Wie kann man das Unkraut in Schach halten? Die Gemeinde Biblis verzichtet auf ihren Grünflächen auf das umstrittene Unkrautvernichtungsmittel Glyphosat, da es im Verdacht steht, krebserregend zu sein.

 

Eine Unterbehörde der Weltgesundheitsorganisation (WHO) stufte es als „wahrscheinlich krebserregend“ ein. Dies hat die Gemeinde bei der Unkrautbekämpfung vor große Herausforderungen gestellt. Verschiedene inzwischen getestete Unkrautvernichtungsmittel haben nicht die gewünschte Wirkung entfaltet und die feucht warme Witterung hat ihr übriges getan. Gerade auf den Friedhöfen ist die Anwendung von Alternativen wie Abflammgeräte oder Wildkrautbürsten fast unmöglich.

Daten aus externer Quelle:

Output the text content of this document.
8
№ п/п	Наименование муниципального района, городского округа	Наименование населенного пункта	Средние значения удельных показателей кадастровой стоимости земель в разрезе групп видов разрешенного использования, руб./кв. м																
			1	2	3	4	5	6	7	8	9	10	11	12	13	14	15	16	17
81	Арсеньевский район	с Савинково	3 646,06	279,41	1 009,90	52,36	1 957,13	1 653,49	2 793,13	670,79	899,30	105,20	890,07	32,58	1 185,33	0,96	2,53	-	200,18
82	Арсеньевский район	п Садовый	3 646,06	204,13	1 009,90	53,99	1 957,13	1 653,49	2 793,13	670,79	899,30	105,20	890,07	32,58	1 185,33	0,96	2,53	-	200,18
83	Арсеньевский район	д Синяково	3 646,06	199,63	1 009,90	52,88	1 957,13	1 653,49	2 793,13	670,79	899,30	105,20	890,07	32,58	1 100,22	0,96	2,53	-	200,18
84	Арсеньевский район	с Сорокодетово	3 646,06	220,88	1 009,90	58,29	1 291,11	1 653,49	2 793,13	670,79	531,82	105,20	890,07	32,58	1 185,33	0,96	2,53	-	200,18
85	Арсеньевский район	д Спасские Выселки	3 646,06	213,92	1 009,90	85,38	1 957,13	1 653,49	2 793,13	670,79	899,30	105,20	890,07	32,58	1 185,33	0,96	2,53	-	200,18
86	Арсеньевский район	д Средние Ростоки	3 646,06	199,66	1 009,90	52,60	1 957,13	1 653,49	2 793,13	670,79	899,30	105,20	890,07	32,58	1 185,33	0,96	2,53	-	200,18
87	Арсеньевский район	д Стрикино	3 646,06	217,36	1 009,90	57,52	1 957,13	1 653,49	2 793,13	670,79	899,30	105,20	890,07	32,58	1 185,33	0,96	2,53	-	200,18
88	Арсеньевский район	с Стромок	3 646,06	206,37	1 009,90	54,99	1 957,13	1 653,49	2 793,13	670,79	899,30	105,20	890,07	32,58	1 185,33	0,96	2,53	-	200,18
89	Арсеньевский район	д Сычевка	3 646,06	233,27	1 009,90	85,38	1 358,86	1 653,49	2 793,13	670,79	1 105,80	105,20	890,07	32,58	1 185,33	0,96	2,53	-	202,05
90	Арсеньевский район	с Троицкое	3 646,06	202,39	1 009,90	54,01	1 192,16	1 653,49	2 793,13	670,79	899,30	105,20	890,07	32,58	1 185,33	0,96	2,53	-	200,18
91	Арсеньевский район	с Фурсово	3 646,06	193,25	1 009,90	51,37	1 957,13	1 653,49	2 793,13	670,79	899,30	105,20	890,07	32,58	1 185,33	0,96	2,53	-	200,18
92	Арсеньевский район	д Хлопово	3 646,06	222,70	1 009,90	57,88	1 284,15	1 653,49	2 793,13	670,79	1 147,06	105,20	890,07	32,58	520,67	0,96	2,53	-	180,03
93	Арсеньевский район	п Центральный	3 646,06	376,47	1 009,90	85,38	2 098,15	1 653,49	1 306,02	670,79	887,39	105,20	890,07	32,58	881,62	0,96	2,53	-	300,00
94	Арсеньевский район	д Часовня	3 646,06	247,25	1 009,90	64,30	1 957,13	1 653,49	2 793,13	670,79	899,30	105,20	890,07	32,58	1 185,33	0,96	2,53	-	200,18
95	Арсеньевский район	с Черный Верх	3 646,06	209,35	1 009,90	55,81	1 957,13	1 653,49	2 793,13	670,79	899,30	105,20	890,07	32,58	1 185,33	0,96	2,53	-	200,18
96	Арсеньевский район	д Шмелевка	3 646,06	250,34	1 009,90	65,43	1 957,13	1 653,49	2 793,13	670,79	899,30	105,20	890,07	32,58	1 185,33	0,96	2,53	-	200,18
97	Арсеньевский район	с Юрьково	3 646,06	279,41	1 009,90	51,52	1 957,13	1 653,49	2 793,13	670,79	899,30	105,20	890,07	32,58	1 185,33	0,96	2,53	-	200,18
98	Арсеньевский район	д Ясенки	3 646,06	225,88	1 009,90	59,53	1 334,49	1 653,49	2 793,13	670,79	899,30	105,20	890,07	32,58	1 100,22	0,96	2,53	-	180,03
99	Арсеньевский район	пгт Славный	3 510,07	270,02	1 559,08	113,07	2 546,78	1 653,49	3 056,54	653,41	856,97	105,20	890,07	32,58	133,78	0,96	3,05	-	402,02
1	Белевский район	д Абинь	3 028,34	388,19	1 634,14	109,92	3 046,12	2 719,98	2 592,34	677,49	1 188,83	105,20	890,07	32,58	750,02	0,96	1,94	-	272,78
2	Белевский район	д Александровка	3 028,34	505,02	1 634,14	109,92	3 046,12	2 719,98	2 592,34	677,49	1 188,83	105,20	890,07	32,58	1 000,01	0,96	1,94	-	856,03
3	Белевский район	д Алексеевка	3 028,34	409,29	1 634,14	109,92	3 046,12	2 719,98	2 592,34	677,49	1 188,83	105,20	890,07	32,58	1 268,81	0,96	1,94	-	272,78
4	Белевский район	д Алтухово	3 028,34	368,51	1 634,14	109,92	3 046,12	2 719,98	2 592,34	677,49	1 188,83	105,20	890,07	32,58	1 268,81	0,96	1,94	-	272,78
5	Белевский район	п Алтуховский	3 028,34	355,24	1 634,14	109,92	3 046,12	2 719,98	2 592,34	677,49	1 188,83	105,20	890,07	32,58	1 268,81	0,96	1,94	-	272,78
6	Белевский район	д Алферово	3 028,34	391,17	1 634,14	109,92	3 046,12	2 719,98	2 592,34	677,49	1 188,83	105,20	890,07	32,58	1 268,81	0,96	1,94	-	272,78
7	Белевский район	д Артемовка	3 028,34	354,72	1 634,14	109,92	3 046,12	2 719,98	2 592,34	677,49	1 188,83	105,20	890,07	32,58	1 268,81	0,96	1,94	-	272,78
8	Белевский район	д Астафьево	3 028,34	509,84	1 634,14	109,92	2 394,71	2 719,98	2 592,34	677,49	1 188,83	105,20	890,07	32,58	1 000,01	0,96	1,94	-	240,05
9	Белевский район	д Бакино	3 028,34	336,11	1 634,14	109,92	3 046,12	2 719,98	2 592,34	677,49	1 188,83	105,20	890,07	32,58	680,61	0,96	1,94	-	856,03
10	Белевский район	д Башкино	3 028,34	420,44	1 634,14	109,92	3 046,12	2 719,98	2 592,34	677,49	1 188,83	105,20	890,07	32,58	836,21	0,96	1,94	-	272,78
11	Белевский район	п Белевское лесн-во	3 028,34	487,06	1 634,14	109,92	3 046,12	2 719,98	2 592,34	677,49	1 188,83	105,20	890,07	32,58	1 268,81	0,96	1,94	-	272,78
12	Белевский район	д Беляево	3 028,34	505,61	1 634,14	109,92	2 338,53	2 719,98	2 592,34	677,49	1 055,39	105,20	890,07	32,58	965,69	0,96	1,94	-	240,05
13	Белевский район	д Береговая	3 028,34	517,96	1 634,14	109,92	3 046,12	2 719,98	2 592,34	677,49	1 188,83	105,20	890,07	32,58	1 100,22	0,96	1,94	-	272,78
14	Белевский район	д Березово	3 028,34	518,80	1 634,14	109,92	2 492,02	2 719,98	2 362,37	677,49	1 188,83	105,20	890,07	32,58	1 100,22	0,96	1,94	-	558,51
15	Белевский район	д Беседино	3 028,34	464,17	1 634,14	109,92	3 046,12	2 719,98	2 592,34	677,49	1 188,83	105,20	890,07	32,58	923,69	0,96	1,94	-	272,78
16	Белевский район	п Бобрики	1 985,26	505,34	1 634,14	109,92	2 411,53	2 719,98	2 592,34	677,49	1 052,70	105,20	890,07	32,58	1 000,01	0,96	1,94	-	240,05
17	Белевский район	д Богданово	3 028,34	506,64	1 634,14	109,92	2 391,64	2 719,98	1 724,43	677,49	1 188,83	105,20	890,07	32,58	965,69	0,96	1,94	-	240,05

Das Regierungspräsidium hat nun die Genehmigung für das neu beantragte Unkrautvernichtungsmittel erteilt. Die Mitarbeiter des Bauhofes werden in den nächsten Tagen zunächst verstärkt auf den Friedhöfen die großflächige Bekämpfung des Wildwuchses in Angriff nehmen. Die Gemeinde Biblis hofft, mit dem nun eingesetzten Herbizid eine gleichwertige Alternative gefunden zu haben.